Moving to head off a new budget crisis later this month, Boehner said the Republican-led House would move a "continuing resolution" to fund government through the rest of the fiscal year. "I'm hopeful that we won't have to deal with the threat of a government shutdown," he said.
The International Monetary Fund warns that the cuts could slow U.S. economic growth by at least 0.5 of a percentage point this year, hitting the global economy.
The non-partisan Congressional Budget Office predicts 750,000 jobs could be lost in 2013 and federal employees throughout the country are looking to trim their own costs.
"The kids won't go to the dentist, the kids might not go to the doctor, we won't be spending money in local restaurants, local movie theaters," said Paul O'Connor, president of the Metal Trades Council, which represents some 2,500 workers at the Portsmouth Naval Shipyard in Kittery, Maine.

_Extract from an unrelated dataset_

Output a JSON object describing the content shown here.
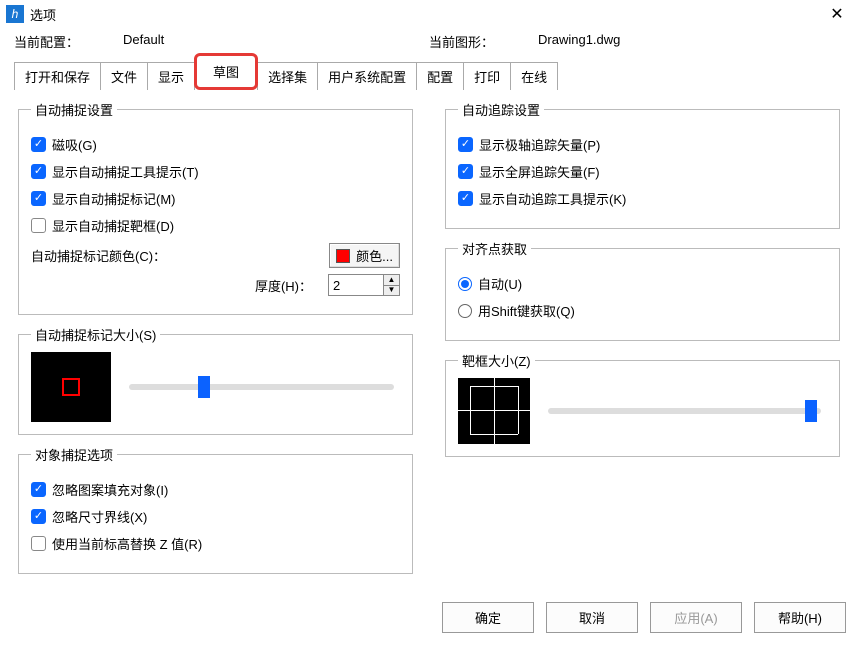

In the absence of any deal at all, the Pentagon will be forced to slice 13 percent of its budget between now and September 30. Most non-defense programs, from NASA space exploration to federally backed education and law enforcement, face a 9 percent reduction.
Both sides still hope the other will either be blamed by voters for the cuts or cave in before the worst effects predicted by Democrats come into effect.
No matter how Obama and Congress resolve the 2013 battle, this round of automatic spending cuts is only one of a decade's worth of annual cuts totaling $1.2 trillion mandated by the sequestration law.